The narrative will be driven by the government which will seek to downplay Navalny’s symbolic importance. For his part, Putin still refuses to call Navalny by name and has recently referred to him as “the Berlin patient”. The official state media do mention Navalny, but they are increasingly characterising him as a Western agent intent on weakening Russia and unleashing revolutionary chaos. This image of Navalny fits with the Kremlin’s overall narrative that Russia is under threat from a hostile West seeking to undermine its stable development. If the Kremlin successfully paints Navalny as a foreign agent who will only bring instability to Russia, the jailed activist may retreat from public view. But if Navalny comes to symbolise unjust oppression in the face of an increasingly corrupt, unaccountable and incompetent political elite, popular pressure will only increase on the Russian government. All things considered it could take years for this alternative narrative to gather steam.

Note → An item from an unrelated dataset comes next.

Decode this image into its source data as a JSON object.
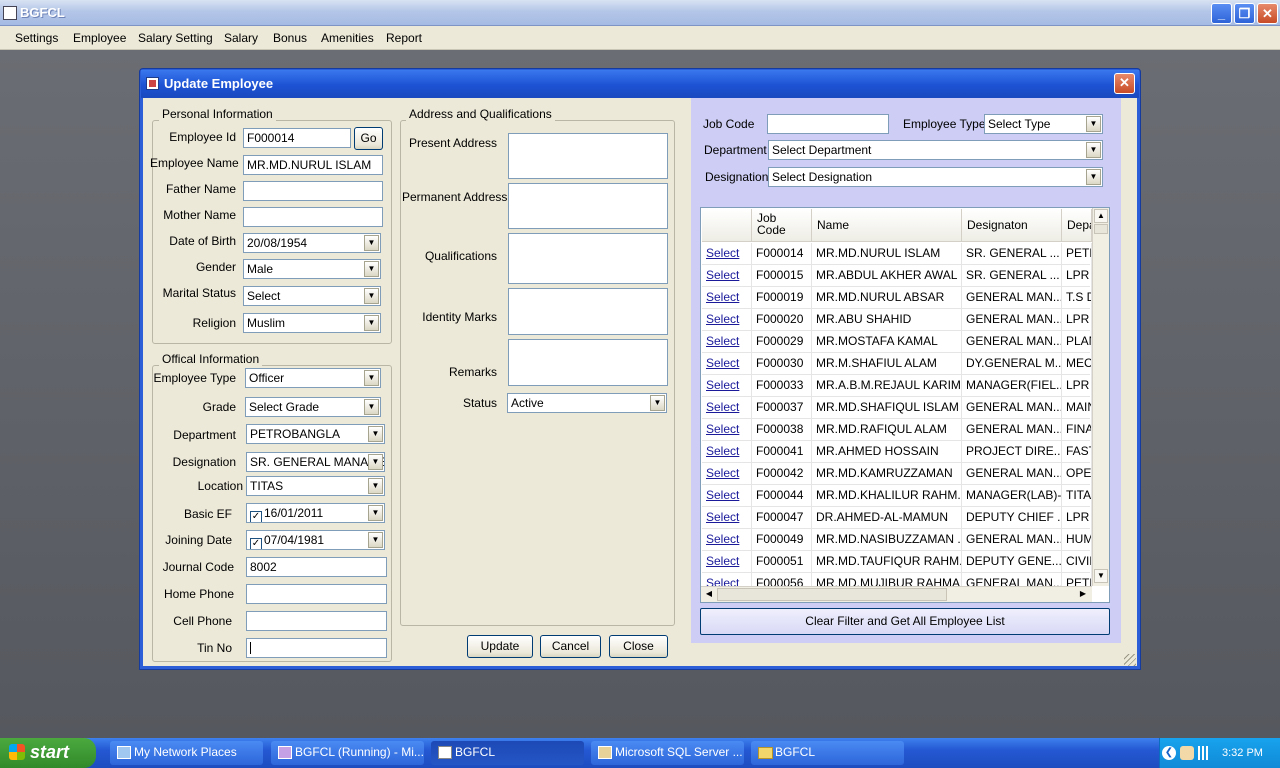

Navalny’s protests were not wholly in vain. His actions undermined an already unpopular regime heading into parliamentary elections in September and continue to mobilize a new generation of young Russians who have only ever known Putin and now are imagining a world without him. Perhaps gradually a new opposition will grow from these seeds. Yet this will take years, and there is no imminent colour revolution at hand.  The current regime is too resilient, protected by layers of security forces and aligned interests. Unlike its Ukrainian and Georgian counterparts, the increasingly professional Russian army has a history of crushing rebellions and in all likelihood will obey whatever orders it is given. Unless substantial figures within the current regime begin to defect to Navalny’s cause, the chance of street protest alone provoking a change of government is minimal. The day may come that the conditions are ripe for a change in regime, but there are no indications that time is here yet.